Trump has been feuding with Bezos since early in his term, at one point threatening to upend Amazon’s relationship with the US Postal Service. Some of the hostility may stem from Bezos’ ownership of The Washington Post, which has vigorously reported on the excesses of the Trump administration. Earlier this month, Bezos traded barbs with White House adviser Peter Navarro over an unrelated conversation about counterfeit products on Amazon.
Trump said in July that he was looking into the contract following complaints about the bidding process, giving rise to widespread concerns about political influence in the procurement decision. The contract was awarded to Microsoft in October.

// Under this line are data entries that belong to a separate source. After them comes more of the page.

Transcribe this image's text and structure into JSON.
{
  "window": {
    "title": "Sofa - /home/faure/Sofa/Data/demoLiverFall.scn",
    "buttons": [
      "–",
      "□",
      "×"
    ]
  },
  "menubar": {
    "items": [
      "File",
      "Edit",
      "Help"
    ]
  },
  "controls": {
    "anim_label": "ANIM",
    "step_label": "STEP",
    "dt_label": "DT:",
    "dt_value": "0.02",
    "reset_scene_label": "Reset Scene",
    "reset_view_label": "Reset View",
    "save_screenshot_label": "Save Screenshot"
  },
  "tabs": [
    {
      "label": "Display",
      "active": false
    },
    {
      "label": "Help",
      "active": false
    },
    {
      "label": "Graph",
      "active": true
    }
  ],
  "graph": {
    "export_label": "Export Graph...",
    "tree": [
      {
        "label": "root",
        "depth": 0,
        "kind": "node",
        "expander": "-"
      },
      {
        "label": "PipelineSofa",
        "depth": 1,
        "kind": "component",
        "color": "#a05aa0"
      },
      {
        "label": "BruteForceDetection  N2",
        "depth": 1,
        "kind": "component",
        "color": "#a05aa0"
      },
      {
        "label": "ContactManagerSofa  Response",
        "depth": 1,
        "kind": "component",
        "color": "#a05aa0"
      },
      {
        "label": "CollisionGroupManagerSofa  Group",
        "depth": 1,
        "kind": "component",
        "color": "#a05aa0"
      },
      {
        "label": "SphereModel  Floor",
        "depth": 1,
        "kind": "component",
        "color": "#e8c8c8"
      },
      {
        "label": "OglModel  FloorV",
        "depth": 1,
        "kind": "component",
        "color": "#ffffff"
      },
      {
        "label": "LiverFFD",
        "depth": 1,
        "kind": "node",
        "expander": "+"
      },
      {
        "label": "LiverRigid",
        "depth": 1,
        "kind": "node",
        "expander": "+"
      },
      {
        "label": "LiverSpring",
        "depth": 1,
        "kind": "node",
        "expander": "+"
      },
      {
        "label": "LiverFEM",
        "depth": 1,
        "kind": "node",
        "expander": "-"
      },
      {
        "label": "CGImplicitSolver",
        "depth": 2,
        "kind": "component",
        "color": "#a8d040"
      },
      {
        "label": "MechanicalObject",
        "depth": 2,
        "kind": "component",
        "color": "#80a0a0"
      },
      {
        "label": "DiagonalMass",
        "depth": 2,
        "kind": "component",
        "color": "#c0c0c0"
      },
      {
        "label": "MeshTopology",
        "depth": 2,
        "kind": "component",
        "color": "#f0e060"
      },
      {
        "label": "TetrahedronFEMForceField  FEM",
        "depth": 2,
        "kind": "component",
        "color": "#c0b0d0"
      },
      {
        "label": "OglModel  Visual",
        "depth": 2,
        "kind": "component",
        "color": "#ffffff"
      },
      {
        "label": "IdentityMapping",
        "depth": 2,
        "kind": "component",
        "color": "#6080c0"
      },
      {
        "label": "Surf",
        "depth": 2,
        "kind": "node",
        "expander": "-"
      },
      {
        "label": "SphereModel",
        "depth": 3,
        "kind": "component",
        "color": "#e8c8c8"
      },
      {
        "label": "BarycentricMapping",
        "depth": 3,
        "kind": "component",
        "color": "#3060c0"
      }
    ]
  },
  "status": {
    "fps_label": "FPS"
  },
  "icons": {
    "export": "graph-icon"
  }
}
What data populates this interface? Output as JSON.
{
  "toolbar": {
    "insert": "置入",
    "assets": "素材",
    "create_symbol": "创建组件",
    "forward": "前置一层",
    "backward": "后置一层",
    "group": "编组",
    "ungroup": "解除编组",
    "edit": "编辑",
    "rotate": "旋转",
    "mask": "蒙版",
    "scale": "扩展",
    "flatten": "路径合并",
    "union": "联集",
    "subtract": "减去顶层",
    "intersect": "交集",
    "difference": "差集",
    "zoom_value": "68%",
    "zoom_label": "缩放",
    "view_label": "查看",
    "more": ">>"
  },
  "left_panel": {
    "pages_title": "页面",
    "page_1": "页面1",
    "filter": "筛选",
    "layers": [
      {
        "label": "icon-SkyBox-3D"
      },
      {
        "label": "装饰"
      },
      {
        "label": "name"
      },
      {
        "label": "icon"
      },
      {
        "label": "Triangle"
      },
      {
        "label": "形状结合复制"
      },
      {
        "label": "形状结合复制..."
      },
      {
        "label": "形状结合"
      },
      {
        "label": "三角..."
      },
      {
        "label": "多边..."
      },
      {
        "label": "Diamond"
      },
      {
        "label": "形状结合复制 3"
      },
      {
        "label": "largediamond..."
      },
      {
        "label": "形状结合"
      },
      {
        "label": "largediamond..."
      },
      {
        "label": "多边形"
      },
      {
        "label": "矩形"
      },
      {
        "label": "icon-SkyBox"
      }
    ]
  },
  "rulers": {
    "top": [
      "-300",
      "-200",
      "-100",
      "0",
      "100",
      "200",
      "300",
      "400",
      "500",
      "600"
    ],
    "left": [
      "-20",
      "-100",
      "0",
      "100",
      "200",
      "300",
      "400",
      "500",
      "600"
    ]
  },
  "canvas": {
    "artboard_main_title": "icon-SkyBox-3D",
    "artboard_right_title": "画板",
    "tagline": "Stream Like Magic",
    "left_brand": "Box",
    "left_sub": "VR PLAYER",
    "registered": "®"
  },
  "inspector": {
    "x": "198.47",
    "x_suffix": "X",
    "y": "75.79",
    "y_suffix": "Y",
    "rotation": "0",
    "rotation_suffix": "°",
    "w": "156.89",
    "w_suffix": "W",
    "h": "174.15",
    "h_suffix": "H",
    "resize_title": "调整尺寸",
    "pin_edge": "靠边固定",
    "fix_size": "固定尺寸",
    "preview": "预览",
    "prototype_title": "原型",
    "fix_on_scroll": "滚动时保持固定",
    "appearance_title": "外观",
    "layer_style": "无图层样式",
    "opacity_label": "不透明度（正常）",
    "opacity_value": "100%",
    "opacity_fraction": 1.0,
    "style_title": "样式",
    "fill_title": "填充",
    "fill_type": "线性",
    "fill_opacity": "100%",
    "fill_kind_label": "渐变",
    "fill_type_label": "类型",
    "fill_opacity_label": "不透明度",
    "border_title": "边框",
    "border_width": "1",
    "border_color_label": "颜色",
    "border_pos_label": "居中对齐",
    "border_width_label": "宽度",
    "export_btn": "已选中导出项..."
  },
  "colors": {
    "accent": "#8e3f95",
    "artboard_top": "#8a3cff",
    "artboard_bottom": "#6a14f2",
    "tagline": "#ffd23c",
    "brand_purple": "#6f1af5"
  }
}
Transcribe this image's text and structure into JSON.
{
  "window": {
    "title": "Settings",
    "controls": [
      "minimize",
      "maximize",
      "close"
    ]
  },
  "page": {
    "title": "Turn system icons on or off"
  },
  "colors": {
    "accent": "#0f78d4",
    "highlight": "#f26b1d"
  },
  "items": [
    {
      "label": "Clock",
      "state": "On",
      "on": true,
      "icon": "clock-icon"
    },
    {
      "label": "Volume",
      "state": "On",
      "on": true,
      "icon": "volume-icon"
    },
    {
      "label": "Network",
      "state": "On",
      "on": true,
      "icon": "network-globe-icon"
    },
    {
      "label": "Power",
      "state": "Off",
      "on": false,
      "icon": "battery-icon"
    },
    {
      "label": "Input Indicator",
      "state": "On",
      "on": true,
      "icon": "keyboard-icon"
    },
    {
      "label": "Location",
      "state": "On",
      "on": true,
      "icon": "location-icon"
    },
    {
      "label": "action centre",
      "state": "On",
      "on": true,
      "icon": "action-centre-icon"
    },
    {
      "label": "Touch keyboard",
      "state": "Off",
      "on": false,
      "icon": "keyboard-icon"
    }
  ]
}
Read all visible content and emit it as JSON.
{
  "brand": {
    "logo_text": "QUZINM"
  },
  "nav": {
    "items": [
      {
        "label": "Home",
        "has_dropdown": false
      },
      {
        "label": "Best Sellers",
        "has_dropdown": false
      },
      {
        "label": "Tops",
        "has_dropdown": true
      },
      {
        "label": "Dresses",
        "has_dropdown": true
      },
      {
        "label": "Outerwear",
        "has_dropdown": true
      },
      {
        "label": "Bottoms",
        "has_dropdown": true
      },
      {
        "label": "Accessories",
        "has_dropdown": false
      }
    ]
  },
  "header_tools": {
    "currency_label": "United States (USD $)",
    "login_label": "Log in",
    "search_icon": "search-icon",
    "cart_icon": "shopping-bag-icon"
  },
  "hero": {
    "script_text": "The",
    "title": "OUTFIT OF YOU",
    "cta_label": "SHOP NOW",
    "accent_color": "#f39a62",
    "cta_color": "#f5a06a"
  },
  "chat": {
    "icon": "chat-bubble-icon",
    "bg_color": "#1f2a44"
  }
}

In a deposition filed yesterday, a Pentagon official said any delay in implementing the new system would be immensely expensive for the government, estimating “financial harm of between $5 and $7 million dollars every month that performance of the JEDI contract is delayed.”
Amazon may end up on the hook for that money if the company loses its case. As part of the order, the company is “directed to provide security in the amount of $42 million for the payment of such costs and damages as may be incurred or suffered in the event that future proceedings prove that this injunction was issued wrongfully.”
Amazon is hoping to force Trump to weigh in on the trial directly, seeking to compel the president, former Defense Secretary James Mattis, and current Defense Secretary Mark Esper to testify in the case. The judge has not ruled on the motion to depose, and it remains unclear whether that will happen.
Update February 13th, 5:55PM ET: Added statement from the Department of Defense.